Le pregunté a ChatGPT y a DeepSeek una cuestión simple pero inquietante: ¿cuáles son los riesgos de la Inteligencia Artificial para los seres humanos? La respuesta, coincidente en ambos casos, fue tan amplia como reveladora. Enumeraron ocho grandes riesgos: desinformación y manipulación de información; impacto en el empleo; sesgos y decisiones automatizadas; privacidad y vigilancia; seguridad y uso malicioso; dependencia tecnológica; concentración de poder; y riesgos a largo plazo.
En este último punto aparecieron los escenarios que alimentan tanto el debate académico como la imaginación colectiva: sistemas altamente autónomos difíciles de controlar; decisiones automatizadas fuera de supervisión humana suficiente; el escenario “Skynet”, donde una inteligencia artificial general con objetivos desalineados actúe de forma catastrófica; el desarrollo de autonomía letal mediante armas que tomen decisiones de vida o muerte; y un riesgo menos espectacular pero más cotidiano: el aislamiento social por vínculos emocionales con chatbots que sustituyan la interacción humana real.
Las respuestas no fueron alarmistas, pero tampoco ingenuas. La IA es una herramienta poderosa. Y como toda herramienta poderosa, amplifica tanto lo mejor como lo peor de quien la utiliza. La desinformación puede escalar a niveles industriales; el empleo puede transformarse con rapidez; los sesgos pueden automatizarse; la vigilancia puede volverse invisible; los sistemas pueden emplearse para fines maliciosos. Nada de esto es ciencia ficción. Es presente.
Pero tampoco es honesto ignorar que cualquier tecnología bien utilizada tiene beneficios. La IA optimiza procesos, apoya la investigación científica, mejora diagnósticos, facilita el acceso a información y automatiza tareas repetitivas. La historia humana está marcada por innovaciones que generaron temor y luego se integraron a la vida cotidiana. El dilema no es prohibir, sino entender, regular y usar con responsabilidad.
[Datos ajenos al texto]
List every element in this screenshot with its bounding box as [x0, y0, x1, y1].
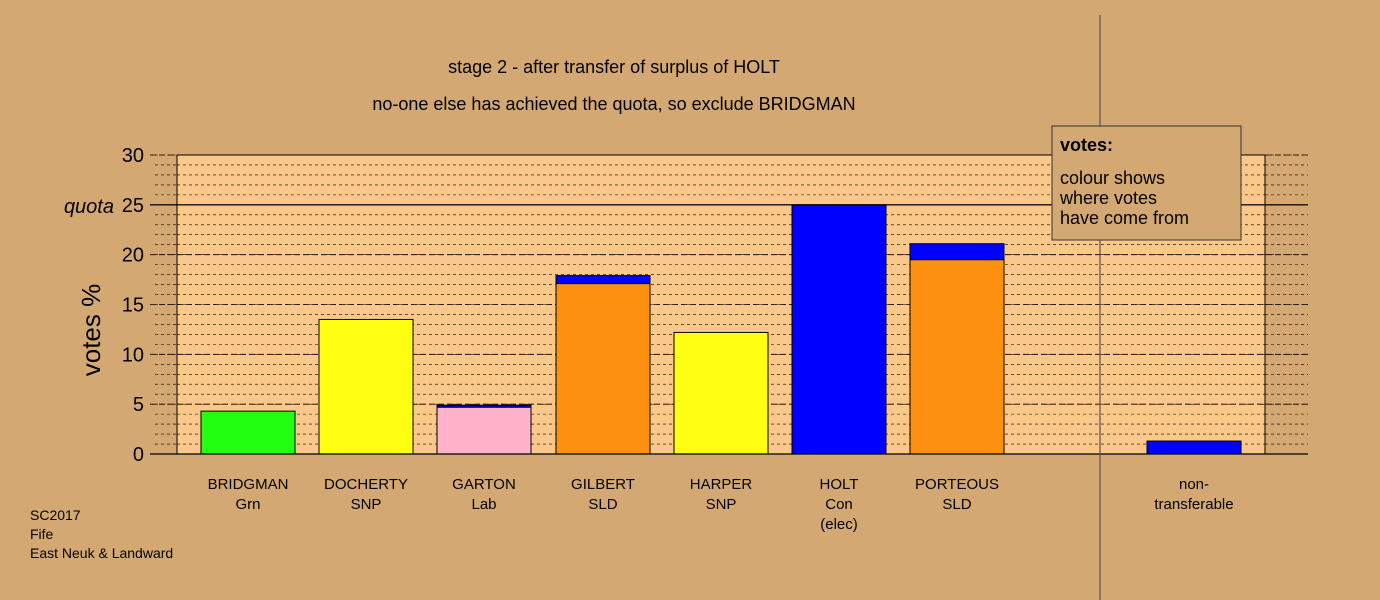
x-tick-label: Grn — [235, 496, 260, 513]
x-tick-label: DOCHERTY — [324, 476, 408, 493]
x-tick-label: non- — [1179, 476, 1209, 493]
x-tick-label: SLD — [942, 496, 971, 513]
x-tick-label: HOLT — [820, 476, 859, 493]
y-tick-label: 5 — [133, 394, 144, 416]
x-tick-label: (elec) — [820, 516, 858, 533]
bar-segment — [909, 259, 1005, 455]
y-tick-labels: 0 5 10 15 20 25 30 — [122, 145, 144, 466]
bar-segment — [555, 283, 651, 455]
y-tick-label: 15 — [122, 295, 144, 317]
bar-segment — [673, 331, 769, 455]
y-tick-label: 30 — [122, 145, 144, 167]
x-tick-label: Lab — [471, 496, 496, 513]
x-tick-label: transferable — [1154, 496, 1233, 513]
x-tick-label: HARPER — [690, 476, 753, 493]
bar-segment — [555, 275, 651, 285]
legend-line: have come from — [1060, 208, 1189, 228]
x-tick-label: SNP — [351, 496, 382, 513]
x-tick-label: Con — [825, 496, 853, 513]
footer: SC2017 Fife East Neuk & Landward — [30, 507, 173, 561]
footer-line: SC2017 — [30, 507, 81, 523]
y-tick-label: 20 — [122, 245, 144, 267]
x-tick-label: BRIDGMAN — [208, 476, 289, 493]
footer-line: Fife — [30, 526, 54, 542]
x-tick-label: PORTEOUS — [915, 476, 999, 493]
quota-label: quota — [64, 196, 114, 218]
bar-segment — [909, 243, 1005, 261]
non-transferable-bar — [1146, 440, 1242, 455]
bar-segment — [200, 410, 296, 455]
x-tick-label: GILBERT — [571, 476, 635, 493]
x-tick-label: SLD — [588, 496, 617, 513]
chart-title: stage 2 - after transfer of surplus of H… — [448, 57, 780, 77]
x-tick-labels: BRIDGMAN Grn DOCHERTY SNP GARTON Lab GILBERT SL… — [208, 476, 1234, 533]
footer-line: East Neuk & Landward — [30, 545, 173, 561]
legend-line: where votes — [1059, 188, 1157, 208]
y-tick-label: 10 — [122, 344, 144, 366]
bars — [200, 204, 1242, 455]
bar-segment — [436, 404, 532, 408]
x-tick-label: SNP — [706, 496, 737, 513]
legend-line: colour shows — [1060, 168, 1165, 188]
y-axis-label: votes % — [76, 284, 106, 377]
bar-segment — [318, 318, 414, 455]
legend-heading: votes: — [1060, 135, 1113, 155]
x-tick-label: GARTON — [452, 476, 516, 493]
legend-box — [1051, 125, 1242, 241]
bar-segment — [791, 204, 887, 455]
y-tick-label: 0 — [133, 444, 144, 466]
legend: votes: colour shows where votes have com… — [1051, 125, 1242, 241]
chart-subtitle: no-one else has achieved the quota, so e… — [372, 94, 855, 114]
y-tick-label: 25 — [122, 195, 144, 217]
bar-segment — [436, 406, 532, 455]
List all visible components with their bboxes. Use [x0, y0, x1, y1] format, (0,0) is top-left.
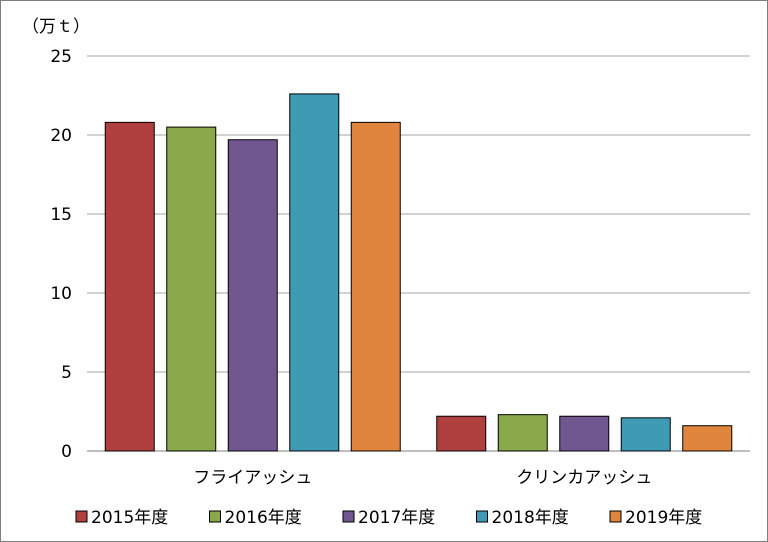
legend-label: 2018年度 [492, 508, 569, 528]
y-tick-label: 15 [50, 205, 72, 225]
y-axis-unit-label: （万ｔ） [22, 17, 90, 37]
legend-swatch [476, 510, 488, 523]
bar [682, 425, 733, 452]
legend-swatch [342, 510, 355, 523]
legend-swatch [609, 510, 622, 523]
bar [497, 414, 548, 452]
y-tick-label: 0 [61, 442, 72, 462]
bar [559, 415, 610, 452]
y-tick-label: 25 [50, 47, 72, 67]
bar [166, 126, 217, 452]
legend-label: 2019年度 [625, 508, 702, 528]
legend: 2015年度 2016年度 2017年度 2018年度 2019年度 [75, 508, 702, 528]
bar [436, 415, 487, 452]
bars [104, 93, 733, 452]
bar [350, 121, 401, 452]
bar [104, 121, 155, 452]
bar [620, 417, 671, 452]
legend-swatch [209, 510, 221, 523]
bar [227, 139, 278, 452]
legend-swatch [75, 510, 88, 523]
legend-label: 2017年度 [358, 508, 435, 528]
category-labels: フライアッシュ クリンカアッシュ [193, 468, 652, 488]
legend-label: 2015年度 [91, 508, 168, 528]
legend-label: 2016年度 [225, 508, 302, 528]
y-tick-labels: 0 5 10 15 20 25 [50, 47, 72, 462]
category-label: フライアッシュ [193, 468, 312, 488]
y-tick-label: 10 [50, 284, 72, 304]
category-label: クリンカアッシュ [516, 468, 652, 488]
y-tick-label: 5 [61, 363, 72, 383]
bar [289, 93, 340, 452]
y-tick-label: 20 [50, 126, 72, 146]
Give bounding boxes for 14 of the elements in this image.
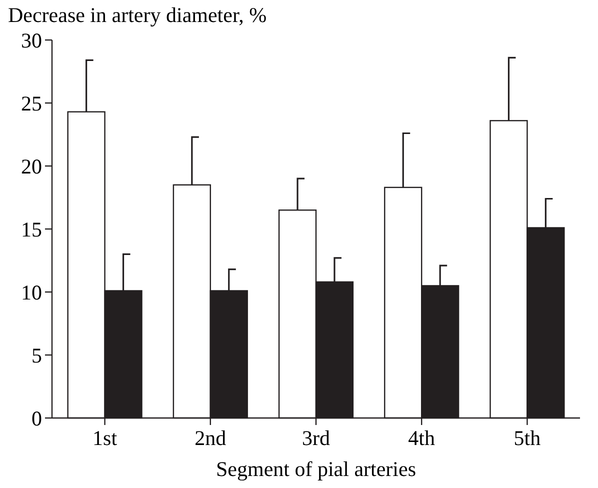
x-tick-label: 4th — [408, 426, 436, 450]
y-axis-title: Decrease in artery diameter, % — [8, 3, 267, 27]
y-tick-label: 10 — [21, 280, 42, 304]
y-tick-label: 25 — [21, 91, 42, 116]
y-tick-label: 0 — [32, 406, 42, 430]
y-tick-label: 5 — [32, 343, 42, 368]
x-tick-label: 2nd — [194, 426, 227, 450]
y-tick-label: 20 — [21, 154, 42, 178]
y-tick-label: 15 — [21, 217, 42, 242]
y-tick-label: 30 — [21, 28, 42, 52]
x-tick-label: 1st — [92, 426, 118, 450]
x-tick-label: 5th — [514, 426, 542, 450]
x-tick-label: 3rd — [302, 426, 330, 450]
x-axis-title: Segment of pial arteries — [216, 457, 416, 481]
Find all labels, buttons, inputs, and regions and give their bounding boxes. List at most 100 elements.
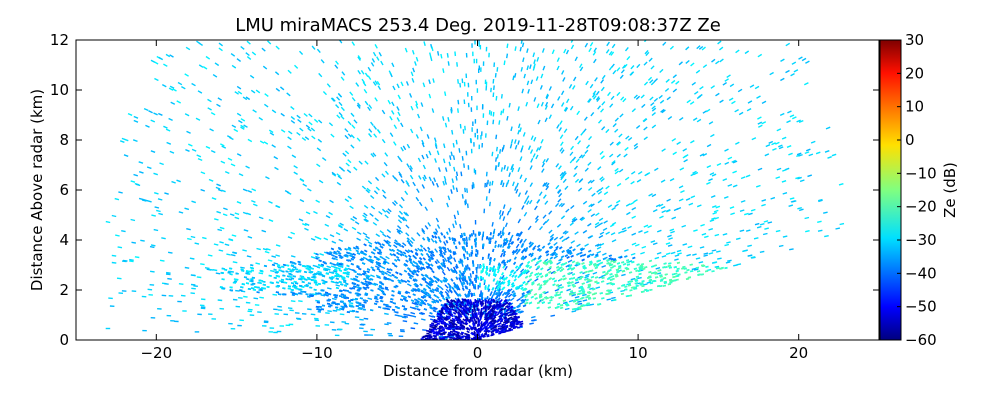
radar-gate xyxy=(215,186,221,190)
radar-gate xyxy=(522,57,525,63)
radar-gate xyxy=(616,141,622,146)
radar-gate xyxy=(229,273,233,276)
radar-gate xyxy=(574,231,579,235)
radar-gate xyxy=(463,275,467,279)
radar-gate xyxy=(544,117,548,123)
radar-gate xyxy=(404,190,409,196)
radar-gate xyxy=(705,108,711,113)
radar-gate xyxy=(437,51,440,56)
radar-gate xyxy=(570,254,574,258)
radar-gate xyxy=(732,160,738,164)
radar-gate xyxy=(502,144,505,150)
radar-gate xyxy=(436,224,441,229)
radar-gate xyxy=(643,126,648,131)
radar-gate xyxy=(634,243,640,247)
radar-gate xyxy=(356,137,361,142)
radar-gate xyxy=(796,119,801,123)
radar-gate xyxy=(166,141,172,145)
radar-gate xyxy=(290,116,296,120)
radar-gate xyxy=(133,119,139,123)
radar-gate xyxy=(586,294,591,298)
radar-gate xyxy=(663,281,667,284)
radar-gate xyxy=(648,271,652,274)
radar-gate xyxy=(556,223,562,228)
radar-gate xyxy=(643,136,648,141)
radar-gate xyxy=(210,111,216,116)
radar-gate xyxy=(440,53,443,59)
radar-gate xyxy=(648,278,653,282)
radar-gate xyxy=(251,188,257,192)
radar-gate xyxy=(366,270,370,274)
radar-gate xyxy=(391,308,396,311)
radar-gate xyxy=(429,267,433,271)
radar-gate xyxy=(410,237,416,242)
radar-gate xyxy=(321,279,325,282)
radar-gate xyxy=(326,83,331,88)
radar-gate xyxy=(631,108,636,113)
radar-gate xyxy=(299,198,305,203)
radar-gate xyxy=(553,279,558,283)
radar-gate xyxy=(556,302,561,306)
radar-gate xyxy=(395,255,400,259)
radar-gate xyxy=(357,307,363,310)
radar-gate xyxy=(380,60,384,66)
radar-gate xyxy=(273,268,277,271)
radar-gate xyxy=(755,184,761,188)
radar-gate xyxy=(580,217,586,222)
radar-gate xyxy=(486,296,489,300)
radar-gate xyxy=(759,250,765,253)
radar-gate xyxy=(671,216,677,220)
radar-gate xyxy=(712,211,718,215)
radar-gate xyxy=(590,253,595,257)
radar-gate xyxy=(574,307,578,311)
radar-gate xyxy=(268,274,272,277)
radar-gate xyxy=(520,147,523,153)
radar-gate xyxy=(272,293,278,296)
radar-gate xyxy=(329,234,335,238)
radar-gate xyxy=(528,241,532,245)
radar-gate xyxy=(344,150,350,155)
radar-gate xyxy=(339,222,344,226)
radar-gate xyxy=(310,256,316,259)
radar-gate xyxy=(532,153,536,158)
radar-gate xyxy=(599,150,604,156)
radar-gate xyxy=(367,297,373,300)
radar-gate xyxy=(523,211,528,217)
radar-gate xyxy=(431,279,435,283)
radar-gate xyxy=(457,99,460,105)
radar-gate xyxy=(625,135,630,140)
radar-gate xyxy=(724,161,730,165)
radar-gate xyxy=(569,222,575,226)
radar-gate xyxy=(196,40,201,45)
radar-gate xyxy=(545,182,550,188)
radar-gate xyxy=(331,97,336,102)
radar-gate xyxy=(757,124,763,128)
radar-gate xyxy=(264,250,270,254)
radar-gate xyxy=(605,231,610,235)
radar-gate xyxy=(312,293,317,296)
radar-gate xyxy=(281,293,285,296)
radar-gate xyxy=(397,219,403,224)
radar-gate xyxy=(522,132,526,137)
radar-gate xyxy=(659,274,663,277)
radar-gate xyxy=(448,285,452,290)
radar-gate xyxy=(540,101,544,107)
radar-gate xyxy=(168,117,173,122)
radar-gate xyxy=(521,292,525,296)
radar-gate xyxy=(545,297,549,300)
radar-gate xyxy=(603,191,609,196)
radar-gate xyxy=(494,165,498,171)
radar-gate xyxy=(219,226,225,230)
radar-gate xyxy=(340,262,344,265)
radar-gate xyxy=(622,284,626,287)
radar-gate xyxy=(594,224,600,229)
radar-gate xyxy=(111,261,117,264)
radar-gate xyxy=(287,130,293,135)
radar-gate xyxy=(401,316,407,319)
radar-gate xyxy=(726,74,731,78)
radar-gate xyxy=(216,183,221,187)
radar-gate xyxy=(545,93,549,99)
radar-gate xyxy=(209,128,214,132)
radar-gate xyxy=(497,297,501,301)
radar-gate xyxy=(790,72,795,77)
En ese contexto resulta relevante la incorporación del científico mexicano Carlos A. Coello Coello a un panel internacional convocado por la Organización de las Naciones Unidas para analizar el desarrollo y los riesgos de la Inteligencia Artificial. El grupo, compuesto por 40 especialistas de 140 países —19 mujeres y 21 hombres— elaborará informes periódicos sobre el estado global de esta tecnología y alertará sobre riesgos emergentes. Coello es el único representante de México.
Su selección no fue una designación gubernamental, sino resultado de una convocatoria internacional abierta. Envió una carta de motivos y un currículum abreviado. Tras semanas sin respuesta, recibió solicitud de documentación adicional y posteriormente la confirmación formal, con la condición de mantener reserva hasta el anuncio oficial.
El panel funcionará como grupo consultivo y sostendrá reuniones virtuales y presenciales. Coello desarrolla su trabajo en el Cinvestav, especializado en computación evolutiva, área que simula la evolución natural descrita por Darwin para resolver problemas complejos de optimización.
En el debate público suelen dominar los extremos: visiones apocalípticas o promesas de prosperidad ilimitada. Coello plantea un punto intermedio. “La Inteligencia Artificial no tiene conciencia ni voluntad propia. Los humanos ni siquiera entendemos bien cómo funciona nuestra propia conciencia. Los sistemas actuales tampoco pueden mejorarse a sí mismos ni tomar decisiones autónomas sobre dominar a los humanos”, afirmó.
Para él, los riesgos actuales provienen del uso humano. “Cualquier consecuencia negativa siempre involucra a un humano que decidió usar la tecnología con malas intenciones”. Mientras tanto, ya existen casos de jóvenes que desarrollan vínculos emocionales intensos con sistemas conversacionales. En educación, estudiantes emplean IA para redactar tareas, y personas sin formación producen textos para venderlos como trabajos académicos o periodísticos.
La IA no es un villano consciente ni un salvador automático. Es un espejo amplificado de nuestras decisiones. El verdadero riesgo no es Skynet. Es la falta de criterio, regulación y responsabilidad humana frente a una herramienta que, bien usada, puede potenciar capacidades; mal utilizada, puede profundizar desigualdades y distorsionar la realidad. El debate no debe ser si la IA es buena o mala. Debe ser cómo la gobernamos antes de que su velocidad supere nuestra prudencia.